Again it’s the SIS Act which determines the compulsory requirements that need to be included in your trust deed of your SMSF. This outlines the duties of the trustees in accordance the super laws. (See a sample of a SMSF trust deed here).

What you can’t do with your money in your SMSF

Assets and money held in your SMSF are not allowed to be used for business or personal reasons! . There may be circumstances where you are given access earlier, but these are very limited and tightly regulated, see below for more on this. It is very important to remember that your assets inside your SMSF do not form a part of your personal cash or credit should you suddenly need money for an emergency. The ATO has clearly explained that there are severe penalties if you access your super money without passing a certain condition of release and this can have a negative impact on your Self-Managed super fund. It’s important to note that there are some circumstances where you can use your SMSF’s capital to purchase your business premises or commercial property, you can read more about this here.

When can you access your superannuation benefits?
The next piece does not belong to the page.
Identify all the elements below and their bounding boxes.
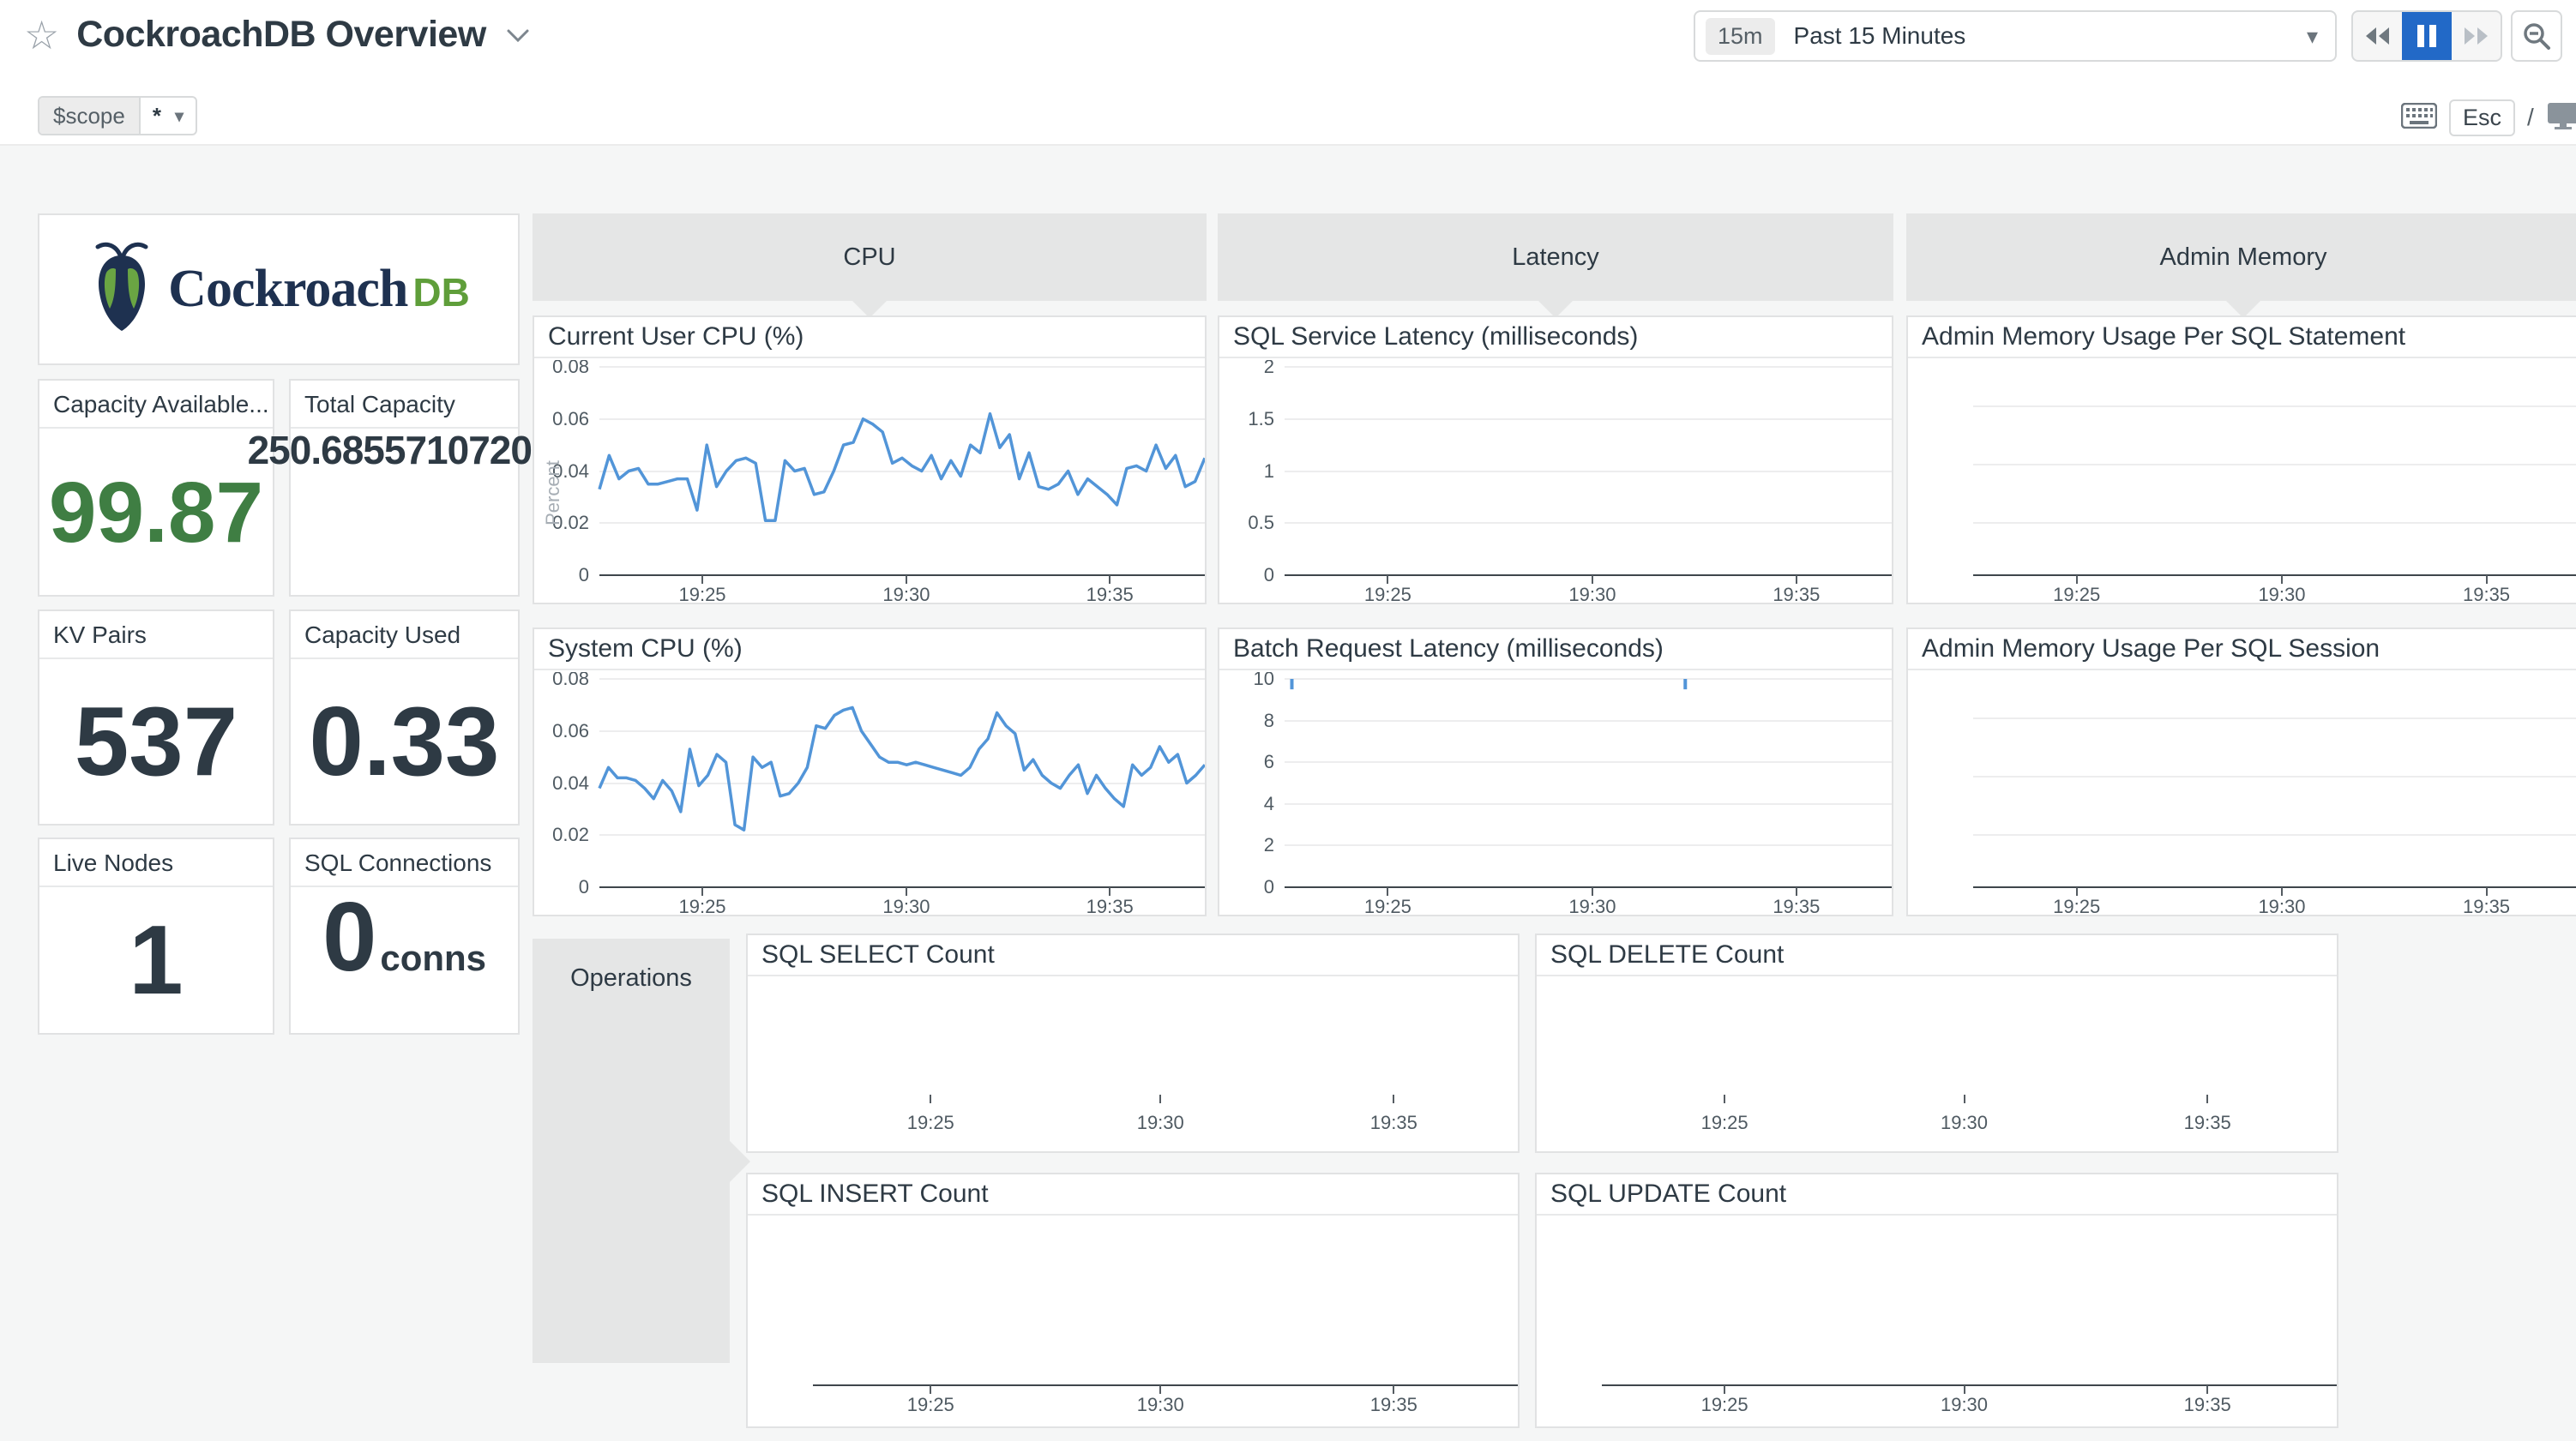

As with any other super fund, you can only access member benefits when you reach your preservation age. Your preservation age will depend on your date of birth.  The table below provides an overview:

Date of birth Preservation age
Before 1 July 1960 55
1 July 1960 – 30 June 1961 56
1 July 1961 – 30 June 1962 57
1 July 1962 – 30 June 1963 58
1 July 1963 – 30 June 1964 59
After 30 June 1964 60

According to the ATO it is illegal to set up your SMSF in order to gain early access to your superannuation benefits. A smart investor knows that Superannuation should be a long term strategy, breaking the rules is not worth it, there are significant fines and penalties including jail terms of up to five years in some cases. More importantly, you could impact the member benefits and it’s the members that need this money most for their retirement, not the government.

Early access to your super may apply in other very limited situations – such as:

  • you are experiencing severe financial hardship, including receiving commonwealth benefits
  • due to compassionate grounds, subject to very strict criteria
  • due to the diagnosis of a serious medical or terminal condition
  • due to either permanent or temporary disablement, or incapacity.